To accuse Catholic organisations, especially those vigorously championed by the Pope - in this case John Paul II andf Benedict XVI but not by Pope Francis - as resembling cults was strong stuff in 1995 and met with some incredulity at first. Amidst the international controversy in Catholic circles, the Archbishop of Vienna, Cardinal Christoph Schoenborn, a member of John Paul II's inner circle, decreed that it was meaningless to use the term 'cults' to descibe official Cathoilc organisations. When asked for an interview for a newspaper article, a Cardinal of the Vatican's Pontifical Council for the Laity told me that I was wrong to have written a book on the subject: such matters must be dealt with behind closed doors - an argument with a chilling ring in the wake of Catholicisim's world-wide pedophilia scandals.

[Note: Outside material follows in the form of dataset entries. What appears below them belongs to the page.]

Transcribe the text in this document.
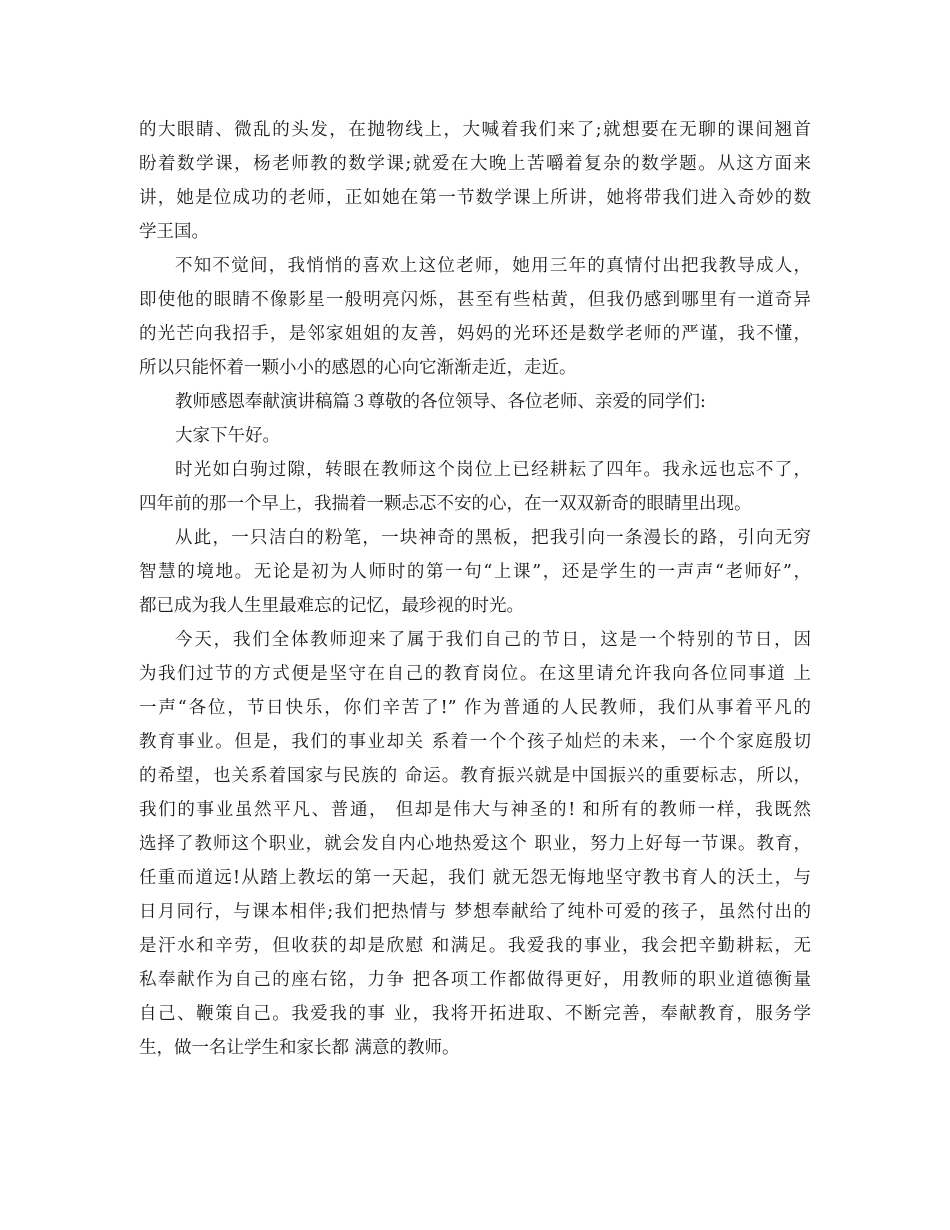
的大眼睛、微乱的头发，在抛物线上，大喊着我们来了;就想要在无聊的课间翘首
盼着数学课，杨老师教的数学课;就爱在大晚上苦嚼着复杂的数学题。从这方面来
讲，她是位成功的老师，正如她在第一节数学课上所讲，她将带我们进入奇妙的数
学王国。
不知不觉间，我悄悄的喜欢上这位老师，她用三年的真情付出把我教导成人，
即使他的眼睛不像影星一般明亮闪烁，甚至有些枯黄，但我仍感到哪里有一道奇异
的光芒向我招手，是邻家姐姐的友善，妈妈的光环还是数学老师的严谨，我不懂，
所以只能怀着一颗小小的感恩的心向它渐渐走近，走近。
教师感恩奉献演讲稿篇３尊敬的各位领导、各位老师、亲爱的同学们:
大家下午好。
时光如白驹过隙，转眼在教师这个岗位上已经耕耘了四年。我永远也忘不了，
四年前的那一个早上，我揣着一颗忐忑不安的心，在一双双新奇的眼睛里出现。
从此，一只洁白的粉笔，一块神奇的黑板，把我引向一条漫长的路，引向无穷
智慧的境地。无论是初为人师时的第一句“上课”，还是学生的一声声“老师好”，
都已成为我人生里最难忘的记忆，最珍视的时光。
今天，我们全体教师迎来了属于我们自己的节日，这是一个特别的节日，因
为我们过节的方式便是坚守在自己的教育岗位。在这里请允许我向各位同事道 上
一声“各位，节日快乐，你们辛苦了!” 作为普通的人民教师，我们从事着平凡的
教育事业。但是，我们的事业却关 系着一个个孩子灿烂的未来，一个个家庭殷切
的希望，也关系着国家与民族的 命运。教育振兴就是中国振兴的重要标志，所以，
我们的事业虽然平凡、普通， 但却是伟大与神圣的! 和所有的教师一样，我既然
选择了教师这个职业，就会发自内心地热爱这个 职业，努力上好每一节课。教育，
任重而道远!从踏上教坛的第一天起，我们 就无怨无悔地坚守教书育人的沃土，与
日月同行，与课本相伴;我们把热情与 梦想奉献给了纯朴可爱的孩子，虽然付出的
是汗水和辛劳，但收获的却是欣慰 和满足。我爱我的事业，我会把辛勤耕耘，无
私奉献作为自己的座右铭，力争 把各项工作都做得更好，用教师的职业道德衡量
自己、鞭策自己。我爱我的事 业，我将开拓进取、不断完善，奉献教育，服务学
生，做一名让学生和家长都 满意的教师。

Interestingly, however, not a single fact presented in the book was ever challenged by the movements or other defenders. What the criticisms of The Pope's Armada - and they were ferocious - had in common, were that they were largely of the ad hominem variety, personal attacks on my character as a witness - that the book was written as revenge against Focolare, for example.


In 1995, The Pope's Armada presented a thesis which was so little-known and unexplored that, even to experts on Catholic affairs, it seemed too bizarre to be believed. A well-known English Catholic novelist actually compared it in his review to fake biographies written by anti-Catholics and militant Protestants in the nineteenth century purporting to describe the lurid horrors going on in Catholic convents and monasteries. In the past twenty-five years, however, there have been enormous changes. The movements have become larger and more powerful than ever, but The Pope's Armada's challenging assertions have become widely diffused and accepted by academics, human rights bodies and anti-cult organisations. Social media has provided opportunites for ex-members - and even current members - to share their first-hand experiences. Networks of former members of Catholic movements, clerics and academics have developed, particularly in Europe. Although the book was aimed at the general reader, in 1995 it was something of a niche subject. Mainly thanks to Dan Brown's The Da Vinci Code (2003), the topic of mysterious Catholic movements has now become mainstream - in fact The Pope's Armada was included in the 'partial bibliography' used in researching that novel.


Most interesting of all - and an important incentive behind this blog - are recent changes in how the Vatican sees the movements. Clearly, the Pope of the book's title is John Paul II, though it could equally refer to Pope Benedict XVI, the former Cardinal Ratzinger, John Paul's most faithful henchman who deemed the new movements 'the one good thing to emerge in the Church since the Second Vatican Council.' Pope Francis, on the other hand, judging by recent actions, documents and pointed addresses to members of these movements, has a clear idea of some of their dangers, as will be thoroughly demonstrated in forthcoming posts.


Have my views changed? Rather they have been confirmed by the many examples I have since had access to - mainly from numerous readers who have contacted me over the years. The only change, perhaps, is that in the case of Focolare, I find it a great deal weirder than I did when I wrote The Pope's Armada in 1995.